Abile e ricercato predicatore, volle riproporre visualmente all'umile popolazione del tempo, che certo non avrebbe mai potuto visitare di persona quelle località, i luoghi di Cristo, ricostruendo li nei pressi del Santuario. Il vasto pianoro sommitale, coperto dalla boscaglia tra nude rocce rossastre, si prestava ad un mistico percorso scenograficamente ideale e così il padre Michelangelo, in quei primi anni del 1700, iniziò a tracciare un percorso circolare, un semplice sentiero sulla cima del monte, segnandovi il luogo delle singole cappelle secondo un piano ben preciso, ispirato alla via dolorosa e adattato alla conformazione del luogo.

Restava la parte più difficile: la raccolta dei fondi indispensabili.

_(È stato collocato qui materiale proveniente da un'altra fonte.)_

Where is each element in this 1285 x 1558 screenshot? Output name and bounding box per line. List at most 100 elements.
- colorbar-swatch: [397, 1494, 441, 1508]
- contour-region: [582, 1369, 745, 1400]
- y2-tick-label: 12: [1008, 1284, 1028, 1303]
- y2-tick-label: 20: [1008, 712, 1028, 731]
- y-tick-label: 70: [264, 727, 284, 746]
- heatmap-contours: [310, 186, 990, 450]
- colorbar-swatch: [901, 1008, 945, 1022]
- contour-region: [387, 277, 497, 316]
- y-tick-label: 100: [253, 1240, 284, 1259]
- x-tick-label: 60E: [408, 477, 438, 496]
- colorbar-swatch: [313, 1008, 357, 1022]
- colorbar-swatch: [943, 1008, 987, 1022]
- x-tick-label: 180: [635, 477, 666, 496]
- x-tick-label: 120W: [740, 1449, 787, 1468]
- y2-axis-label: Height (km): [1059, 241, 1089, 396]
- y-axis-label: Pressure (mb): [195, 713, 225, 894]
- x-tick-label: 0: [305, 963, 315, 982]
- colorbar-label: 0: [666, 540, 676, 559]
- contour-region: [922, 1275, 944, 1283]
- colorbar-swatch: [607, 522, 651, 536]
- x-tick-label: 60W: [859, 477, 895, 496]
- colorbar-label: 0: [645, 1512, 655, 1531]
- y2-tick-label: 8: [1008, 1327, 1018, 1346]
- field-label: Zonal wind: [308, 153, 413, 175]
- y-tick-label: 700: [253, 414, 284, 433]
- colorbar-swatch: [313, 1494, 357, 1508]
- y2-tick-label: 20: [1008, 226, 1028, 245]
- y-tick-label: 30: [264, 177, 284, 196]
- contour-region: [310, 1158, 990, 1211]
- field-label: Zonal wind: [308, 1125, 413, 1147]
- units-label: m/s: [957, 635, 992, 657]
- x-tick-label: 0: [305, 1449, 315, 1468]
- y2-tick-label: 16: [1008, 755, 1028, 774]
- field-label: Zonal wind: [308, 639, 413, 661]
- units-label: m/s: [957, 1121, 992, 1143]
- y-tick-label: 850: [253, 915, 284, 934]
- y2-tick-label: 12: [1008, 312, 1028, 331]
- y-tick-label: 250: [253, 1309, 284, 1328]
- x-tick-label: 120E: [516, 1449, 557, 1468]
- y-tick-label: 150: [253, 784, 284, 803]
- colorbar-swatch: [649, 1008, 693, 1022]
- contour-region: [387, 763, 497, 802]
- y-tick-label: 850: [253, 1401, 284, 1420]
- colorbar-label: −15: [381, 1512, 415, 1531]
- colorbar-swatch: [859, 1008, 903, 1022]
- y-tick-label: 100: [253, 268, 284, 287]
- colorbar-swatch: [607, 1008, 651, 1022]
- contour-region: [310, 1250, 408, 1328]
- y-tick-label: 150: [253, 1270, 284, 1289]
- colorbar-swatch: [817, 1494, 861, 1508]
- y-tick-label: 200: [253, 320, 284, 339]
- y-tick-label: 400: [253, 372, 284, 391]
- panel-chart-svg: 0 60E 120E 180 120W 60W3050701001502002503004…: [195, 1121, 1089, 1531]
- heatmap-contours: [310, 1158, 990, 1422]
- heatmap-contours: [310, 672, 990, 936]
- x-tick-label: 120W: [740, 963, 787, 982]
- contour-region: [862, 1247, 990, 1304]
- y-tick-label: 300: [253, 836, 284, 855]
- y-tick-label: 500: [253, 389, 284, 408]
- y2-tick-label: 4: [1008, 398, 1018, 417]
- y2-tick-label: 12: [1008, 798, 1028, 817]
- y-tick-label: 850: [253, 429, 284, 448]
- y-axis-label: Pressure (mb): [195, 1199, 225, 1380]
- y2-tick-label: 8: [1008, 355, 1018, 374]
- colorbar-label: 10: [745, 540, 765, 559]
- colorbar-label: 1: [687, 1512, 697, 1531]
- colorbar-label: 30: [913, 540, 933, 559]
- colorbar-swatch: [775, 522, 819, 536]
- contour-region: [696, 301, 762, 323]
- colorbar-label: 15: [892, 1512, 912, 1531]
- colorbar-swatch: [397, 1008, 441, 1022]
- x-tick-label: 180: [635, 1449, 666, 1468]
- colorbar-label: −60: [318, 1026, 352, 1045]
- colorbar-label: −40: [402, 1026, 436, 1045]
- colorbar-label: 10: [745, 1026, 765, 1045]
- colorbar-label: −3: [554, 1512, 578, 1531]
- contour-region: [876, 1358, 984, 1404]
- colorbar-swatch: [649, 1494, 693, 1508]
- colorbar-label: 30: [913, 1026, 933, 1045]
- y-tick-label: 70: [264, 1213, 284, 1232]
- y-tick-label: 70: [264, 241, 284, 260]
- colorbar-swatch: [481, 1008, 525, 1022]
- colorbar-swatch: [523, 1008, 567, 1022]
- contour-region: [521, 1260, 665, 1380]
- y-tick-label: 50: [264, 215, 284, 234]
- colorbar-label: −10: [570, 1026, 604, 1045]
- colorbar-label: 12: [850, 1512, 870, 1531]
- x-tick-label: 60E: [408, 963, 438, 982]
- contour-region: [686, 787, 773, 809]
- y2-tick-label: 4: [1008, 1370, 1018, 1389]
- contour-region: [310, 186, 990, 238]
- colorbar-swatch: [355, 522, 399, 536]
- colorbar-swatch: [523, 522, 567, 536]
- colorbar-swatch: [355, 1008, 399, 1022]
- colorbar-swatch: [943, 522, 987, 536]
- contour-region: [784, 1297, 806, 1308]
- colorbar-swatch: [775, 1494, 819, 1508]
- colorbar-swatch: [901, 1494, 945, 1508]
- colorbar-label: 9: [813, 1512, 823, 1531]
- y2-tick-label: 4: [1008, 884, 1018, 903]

L'entusiasmo del padre Michelangelo trovò rispondenza, riuscendo a coinvolgere in una sorta di mecenatismo artistico popolare sia i pellegrini che le comunità locali e le persone facoltose che, assumendosi gli oneri di una specifica cappella, ne pagavano a rate le spese rimanendone padrone con l'obbligo però della manutenzione, clausola all' origine di numerose future controversie.

Le finanze sempre traballanti non permettevano certo di chiamare grandi artisti ed insigni architetti ma si scelsero per lo più semplici artigiani dei paesi vicini, aiutati da volontari e dai religiosi; proprio per questo però il risultato che ne è scaturito è più genuina espressione popolare, non contaminata da correnti artistiche che potrebbero sviare l'attenzione del pellegrino nel suo mistico percorso dei luoghi e della realtà della Palestina di Gesù.

Anche la forma venne stabilita quasi identica per tutte: una brevissima scalinata precede un ampio pronao sostenuto da colonne, per proteggere i pellegrini dalle inclemenze del tempo, seguito dalla cappella vera e propria, per lo più di forma semicircolare, con la rappresentazione delle scene solo dipinte sul muro. Successivamente, per rendere la rappresentazione più realistica e suggestiva, si costruirono delle statue dei principali personaggi, in quella terra cotta di Castellamonte che aveva in quel tempo raggiunto alti livelli artistici. Unica eccezione architettonica è la cappella del Calvario costruita di forma ottagonale a dominare, dalla sua posizione isolata, tutto il territorio canavesano.